# Physical Battery Size Badging post Battery Upgrade



## Kurt Anglese (Oct 29, 2016)

I was wondering if new badging for the car's exterior is provided when upgrading battery size post delivery. That is, when upgrading a MS 60 kwH battery to a 75 kWH battery via payment and a software download, does Tesla provide a new physical badge to accurately reflect the vehicle's new specs. Perhaps, one can stop by a Tasla service center and they will do this as part of the upgrade. Can someone please confirm if this is the case? Thank you.


----------



## AEDennis (Apr 10, 2016)

Kurt Anglese said:


> I was wondering if new badging for the car's exterior is provided when upgrading battery size post delivery. That is, when upgrading a MS 60 kwH battery to a 75 kWH battery via payment and a software download, does Tesla provide a new physical badge to accurately reflect the vehicle's new specs. Perhaps, one can stop by a Tasla service center and they will do this as part of the upgrade. Can someone please confirm if this is the case? Thank you.

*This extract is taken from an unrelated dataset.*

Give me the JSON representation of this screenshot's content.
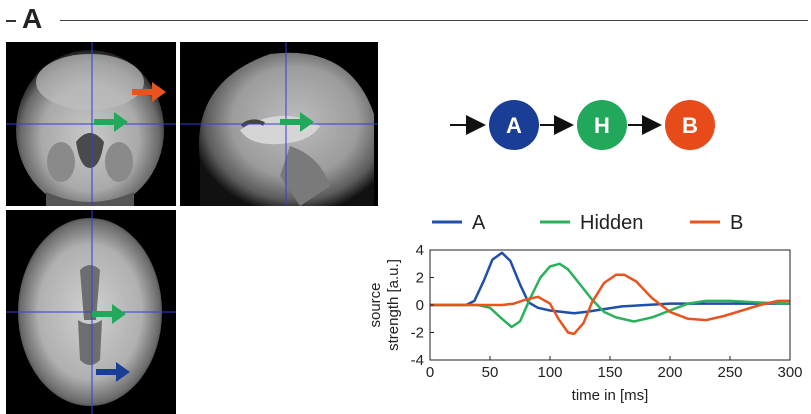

Tesla has done this with previous vehicle releases... Such as the Model S 40 to Model S 60 or when a Roadster has upgraded to the 3.0 battery.

I keep our Model S "de-badged" like the original early Model S... It's just cleaner.


----------



## Michael Russo (Oct 15, 2016)

This is actually quite funny... With my ICE vehicles over the years, I typically kept them de-badged because there were generally the 'smallest' engine of the range... Of course there was never really a question of 'upgrading' to a bigger engine, though, if money would not have been a consideration, it would always have been feasible... 

Now with the T≡SLA BEVs, you can indeed upgrade battery size via software download only? I take it the battery is actually if the larger battery size right out of the assembly line, yet can 'unleashed' electronically later then? 

So the impact on version badging makes sense, though the desire for 'discretion' - by opting for a de-badged trunk lid, could easily be traded for the 'fun' of surprising passerbys with the clear performance of the larger battery pack, though with the appearance (via the version badge) of a lower end of the range vehicle!


----------



## AEDennis (Apr 10, 2016)

Michael Russo said:


> This is actually quite funny... With my ICE vehicles over the years, I typically kept them de-badged because there were generally the 'smallest' engine of the range... Of course there was never really a question of 'upgrading' to a bigger engine, though, if money would not have been a consideration, it would always have been feasible...
> 
> Now with the T≡SLA BEVs, you can indeed upgrade battery size via software download only? I take it the battery is actually if the larger battery size right out of the assembly line, yet can 'unleashed' electronically later then?
> 
> So the impact on version badging makes sense, though the desire for 'discretion' - by opting for a de-badged trunk lid, could easily be traded for the 'fun' of surprising passerbys with the clear performance of the larger battery pack, though with the appearance (via the version badge) of a lower end of the range vehicle!


Look for the spoiler... usually means a faster S.


----------